I haven’t done lad mags or nudity. I don’t have anything to give them! It’s a way of getting your face in the media but it’s not the image I want to put out there.
I think the women in Woody Allen’s films got the look just right. I love Annie Hall and Manhattan and all the women in those films. They just understand that moment when you put on your boyfriend’s clothes or try on his shoes – and they’re better than yours. Paul Smith designed the clothes for Comes a Bright Day, and he has a range that makes me feel extraordinarily cool – it’s men’s-style clothes but made to fit a female form.
I love bags so big you could lug a sink around in them. I have so many ridiculous tote bags. And I have a gorgeous blue Marc Jacobs bag with tiny arm straps that my mum bought me a couple of years ago.

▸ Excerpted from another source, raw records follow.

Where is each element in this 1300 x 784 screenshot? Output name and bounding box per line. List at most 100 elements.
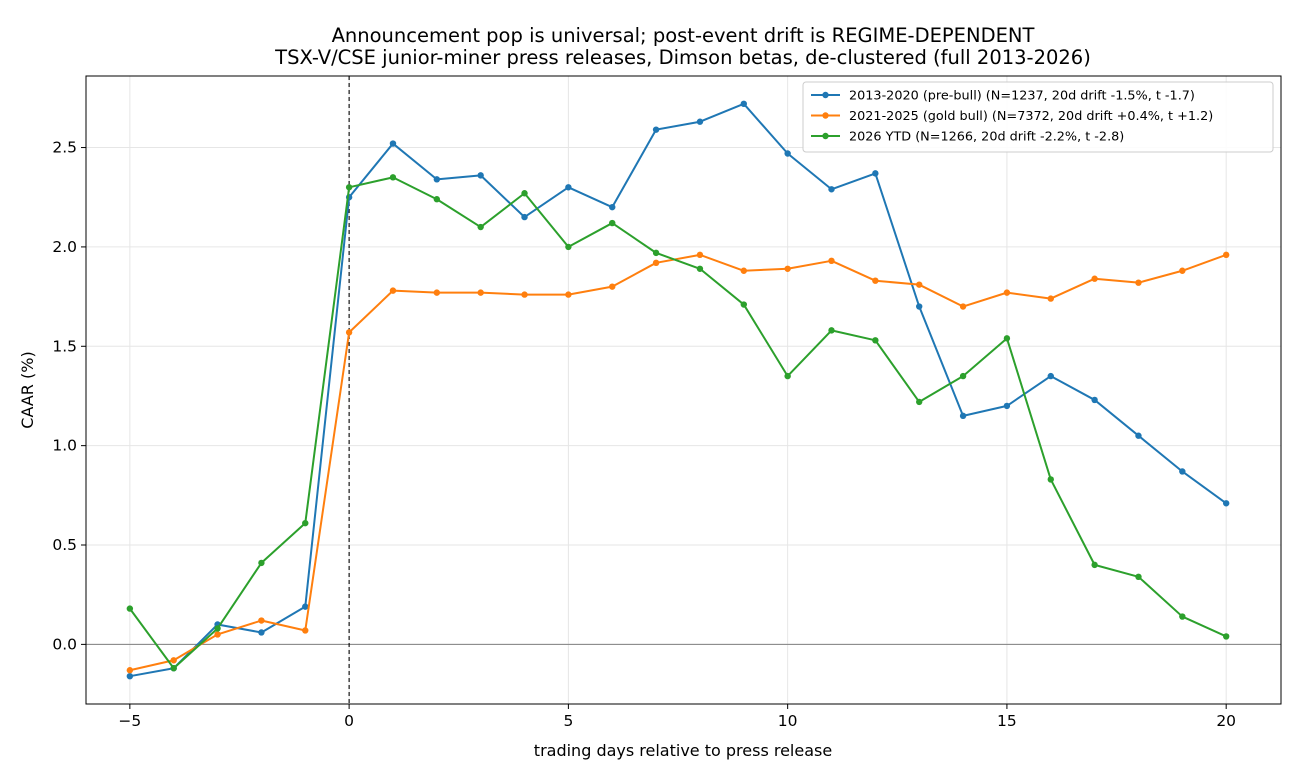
data-point [521,291,528,298]
x-tick-label: 10 [778,712,798,730]
series-3 [126,174,1230,672]
legend-label: 2013-2020 (pre-bull) (N=1237, 20d drift … [849,89,1195,104]
data-point [696,265,704,272]
legend-label: 2026 YTD (N=1266, 20d drift -2.2%, t -2.… [849,130,1124,145]
y-axis-ticks: 0.0 0.5 1.0 1.5 2.0 2.5 [52,139,86,653]
legend: 2013-2020 (pre-bull) (N=1237, 20d drift … [802,81,1274,153]
data-point [740,267,747,274]
x-tick-label: 5 [563,712,573,730]
series-lines [126,100,1230,680]
data-point [477,289,484,296]
data-point [565,184,572,191]
data-point [214,631,221,638]
data-point [1135,432,1142,439]
data-point [1222,500,1230,507]
data-point [1179,267,1186,274]
plot-area-frame [85,75,1282,705]
chart-subtitle: TSX-V/CSE junior-miner press releases, D… [274,46,1091,69]
data-point [565,291,572,298]
data-point [652,249,660,257]
data-point [302,519,309,527]
data-point [696,251,704,259]
data-point [740,301,747,308]
data-point [740,100,747,108]
x-tick-label: 20 [1216,712,1236,730]
data-point [609,219,616,227]
data-point [872,337,879,344]
data-point [170,657,177,664]
data-point [345,184,353,191]
legend-entry: 2026 YTD (N=1266, 20d drift -2.2%, t -2.… [811,130,1124,145]
y-tick-label: 2.5 [52,139,77,157]
data-point [126,667,134,674]
x-axis-label: trading days relative to press release [534,741,832,760]
data-point [872,170,879,177]
grid-lines [86,76,1281,704]
data-point [258,629,265,636]
data-point [696,118,704,125]
data-point [1135,573,1142,581]
data-point [126,672,134,680]
data-point [126,605,134,612]
data-point [1091,561,1098,569]
data-point [258,617,265,624]
series-line [129,102,1227,678]
data-point [345,329,353,336]
x-axis-ticks: −5 0 5 10 15 20 [118,704,1236,730]
data-point [214,625,221,632]
data-point [609,283,616,290]
x-tick-label: −5 [118,712,141,730]
data-point [784,372,791,380]
data-point [433,289,441,296]
data-point [916,303,923,310]
data-point [1179,468,1186,475]
data-point [652,126,660,133]
chart-title: Announcement pop is universal; post-even… [332,24,1035,47]
legend-entry: 2021-2025 (gold bull) (N=7372, 20d drift… [811,109,1213,124]
data-point [389,174,397,181]
data-point [609,203,616,211]
data-point [170,665,177,672]
data-point [389,287,397,294]
legend-swatch-marker [822,132,829,140]
data-point [1047,372,1054,380]
data-point [433,196,441,203]
y-tick-label: 1.0 [52,437,77,455]
data-point [477,223,484,231]
series-2 [126,251,1230,674]
data-point [258,559,265,567]
data-point [302,603,309,610]
data-point [1222,633,1230,640]
legend-box [802,81,1274,153]
series-line [129,253,1227,672]
data-point [916,398,923,406]
series-1 [126,100,1230,680]
data-point [916,281,923,288]
data-point [1003,335,1011,342]
data-point [784,150,791,157]
data-point [1135,279,1142,286]
data-point [1047,295,1054,302]
y-tick-label: 1.5 [52,337,77,355]
legend-swatch-marker [822,91,829,99]
legend-entries: 2013-2020 (pre-bull) (N=1237, 20d drift … [811,89,1213,145]
data-point [1003,402,1011,410]
data-point [521,190,528,197]
data-point [828,327,835,334]
x-tick-label: 0 [344,712,354,730]
data-point [1091,396,1098,404]
data-point [1222,251,1230,259]
y-tick-label: 0.5 [52,536,77,554]
data-point [872,277,879,284]
data-point [565,243,572,251]
data-point [1179,613,1186,620]
legend-entry: 2013-2020 (pre-bull) (N=1237, 20d drift … [811,89,1195,104]
data-point [302,627,309,634]
data-point [389,140,397,147]
data-point [1047,476,1054,483]
data-point [828,257,835,265]
legend-label: 2021-2025 (gold bull) (N=7372, 20d drift… [849,109,1213,124]
data-point [652,259,660,267]
data-point [1003,289,1011,296]
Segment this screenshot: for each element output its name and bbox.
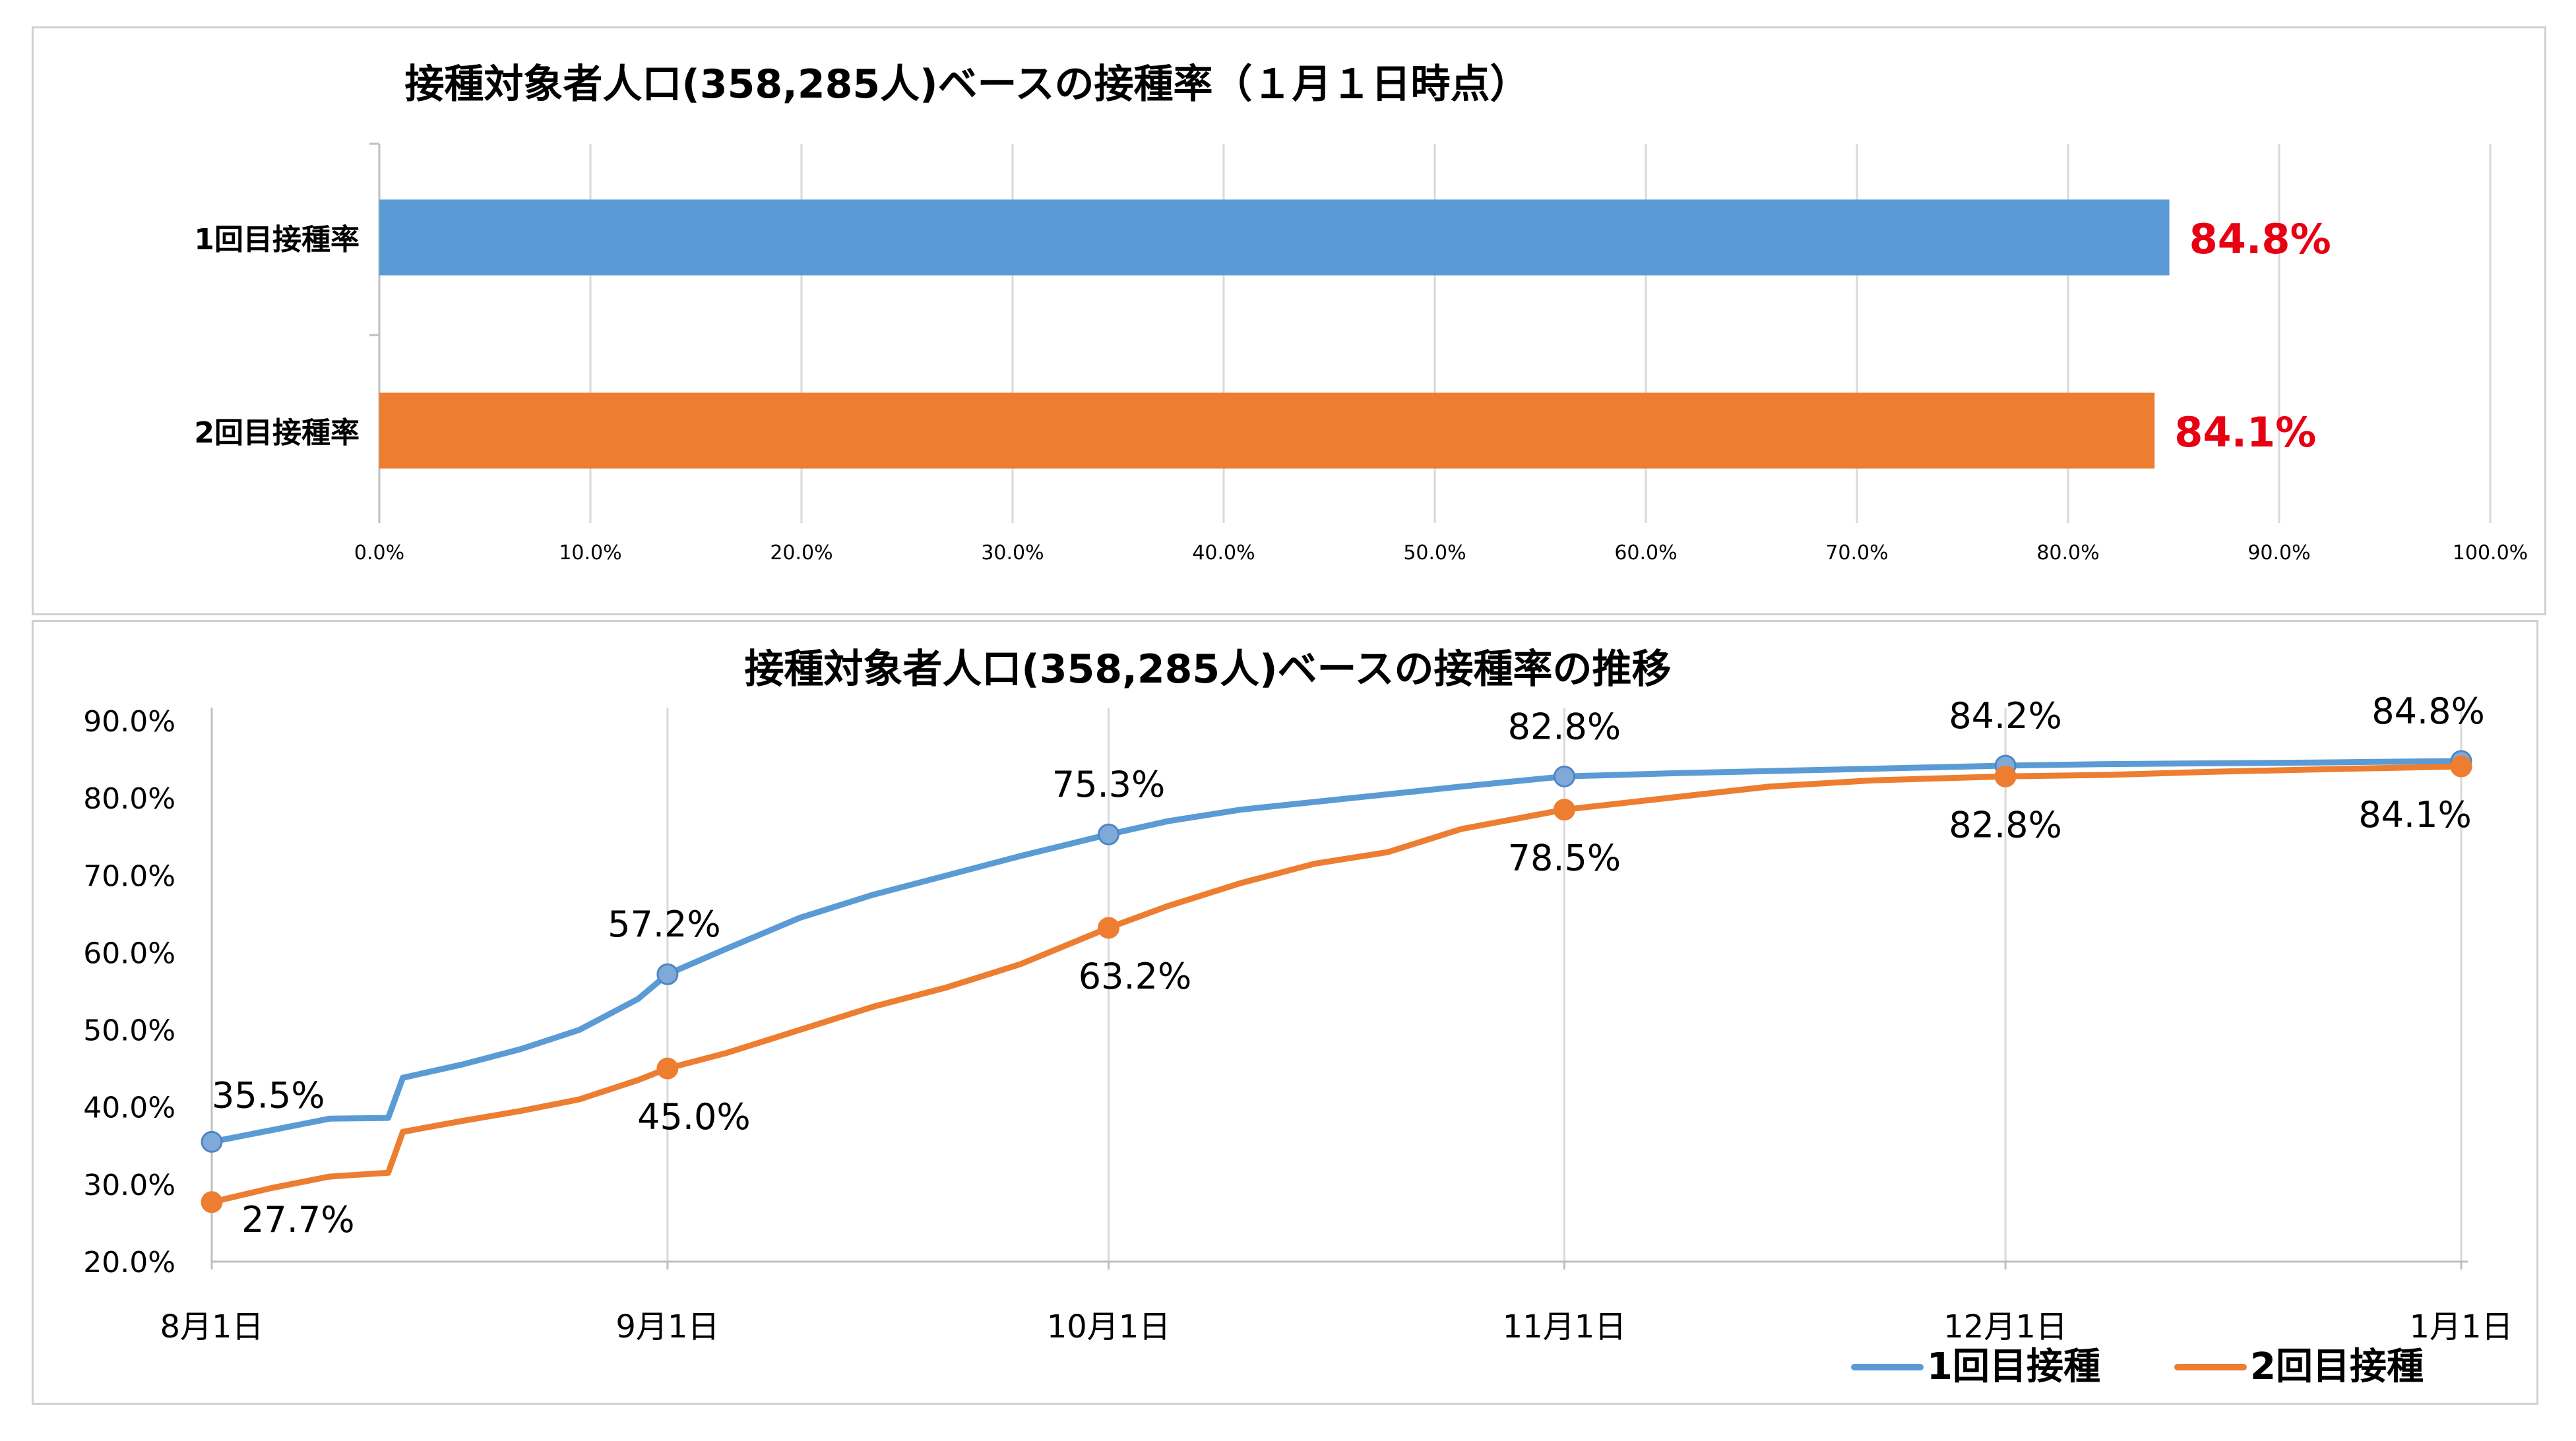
line-y-tick-label: 40.0%: [83, 1091, 175, 1125]
series-2-data-label: 63.2%: [1079, 956, 1192, 997]
legend-label-1: 1回目接種: [1927, 1345, 2100, 1388]
series-1-data-label: 82.8%: [1508, 706, 1621, 747]
bar-x-tick-label: 40.0%: [1192, 541, 1255, 565]
bar-x-tick-label: 20.0%: [770, 541, 832, 565]
bar-1: [379, 199, 2170, 276]
series-1-data-label: 84.8%: [2372, 690, 2485, 732]
series-2-marker: [1994, 765, 2017, 787]
series-2-line: [208, 763, 2465, 1206]
bar-chart-panel: 接種対象者人口(358,285人)ベースの接種率（１月１日時点） 0.0% 10.…: [32, 26, 2546, 615]
series-2-data-label: 84.1%: [2358, 794, 2472, 836]
series-2-data-label: 27.7%: [241, 1199, 355, 1241]
line-x-tick-label: 9月1日: [615, 1308, 719, 1345]
series-1-marker: [656, 963, 679, 985]
line-y-tick-label: 80.0%: [83, 782, 175, 816]
line-chart: 接種対象者人口(358,285人)ベースの接種率の推移 20.0% 30.0% 40…: [83, 646, 2513, 1388]
series-2-marker: [656, 1057, 679, 1080]
line-chart-title: 接種対象者人口(358,285人)ベースの接種率の推移: [744, 646, 1671, 692]
bar-chart-title: 接種対象者人口(358,285人)ベースの接種率（１月１日時点）: [404, 61, 1529, 107]
series-2-marker: [2450, 755, 2472, 778]
line-y-tick-label: 50.0%: [83, 1014, 175, 1048]
series-2-marker: [201, 1191, 223, 1213]
series-2-marker: [1553, 799, 1575, 821]
line-x-tick-label: 1月1日: [2409, 1308, 2513, 1345]
line-x-tick-label: 8月1日: [160, 1308, 263, 1345]
line-x-tick-label: 10月1日: [1047, 1308, 1171, 1345]
series-2-data-label: 82.8%: [1949, 804, 2062, 845]
series-1-marker: [1553, 765, 1575, 787]
bar-value-label: 84.8%: [2189, 215, 2331, 263]
line-y-tick-label: 90.0%: [83, 705, 175, 739]
bar-category-label: 2回目接種率: [194, 416, 360, 450]
bar-value-label: 84.1%: [2174, 408, 2316, 456]
line-y-tick-label: 70.0%: [83, 859, 175, 893]
line-x-tick-label: 12月1日: [1943, 1308, 2067, 1345]
bar-x-tick-label: 100.0%: [2453, 541, 2528, 565]
bar-2: [379, 392, 2155, 469]
bar-chart: 接種対象者人口(358,285人)ベースの接種率（１月１日時点） 0.0% 10.…: [194, 61, 2528, 565]
series-1-line: [208, 758, 2465, 1145]
bar-x-tick-label: 0.0%: [354, 541, 404, 565]
bar-category-label: 1回目接種率: [194, 223, 360, 257]
series-1-data-label: 57.2%: [608, 904, 721, 945]
bar-x-tick-label: 70.0%: [1825, 541, 1888, 565]
series-1-marker: [1098, 823, 1120, 845]
series-1-data-label: 84.2%: [1949, 695, 2062, 737]
bar-x-tick-label: 80.0%: [2036, 541, 2099, 565]
series-2-marker: [1098, 917, 1120, 939]
line-y-tick-label: 30.0%: [83, 1169, 175, 1202]
bar-x-tick-label: 10.0%: [559, 541, 621, 565]
bar-x-tick-label: 90.0%: [2247, 541, 2310, 565]
bar-x-tick-label: 60.0%: [1614, 541, 1677, 565]
bar-x-tick-label: 30.0%: [981, 541, 1044, 565]
bar-x-tick-label: 50.0%: [1403, 541, 1466, 565]
series-1-data-label: 75.3%: [1052, 764, 1166, 805]
series-1-marker: [201, 1130, 223, 1153]
line-y-tick-label: 20.0%: [83, 1246, 175, 1279]
series-1-data-label: 35.5%: [212, 1074, 325, 1116]
series-2-data-label: 45.0%: [637, 1096, 751, 1138]
series-2-data-label: 78.5%: [1508, 838, 1621, 879]
line-x-tick-label: 11月1日: [1503, 1308, 1627, 1345]
line-chart-panel: 接種対象者人口(358,285人)ベースの接種率の推移 20.0% 30.0% 40…: [32, 620, 2538, 1405]
line-y-tick-label: 60.0%: [83, 936, 175, 970]
legend-label-2: 2回目接種: [2250, 1345, 2424, 1388]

I find it difficult to talk to people about beauty regimes because I don’t have one! I’m honoured to be part of the Chloé campaign. The only times I’ve modelled is when I’ve been promoting a film or TV project, so it was interesting to do something purely visual. I thought, this could be a persona, a part I will play – and smell great while I play it!
The type of actor I want to be is…curious. Curiosity is a gift if you keep wanting to learn and evolve. I really admire Mia Wasikowska, I love Michael Shannon and I loved River Phoenix. They all have this ability to make you feel and care about them, and forget that they’re actors. And in interviews they seem very gentle people.
I won’t talk about my love life. Not even a yea or a nay. I’m not giving anything away.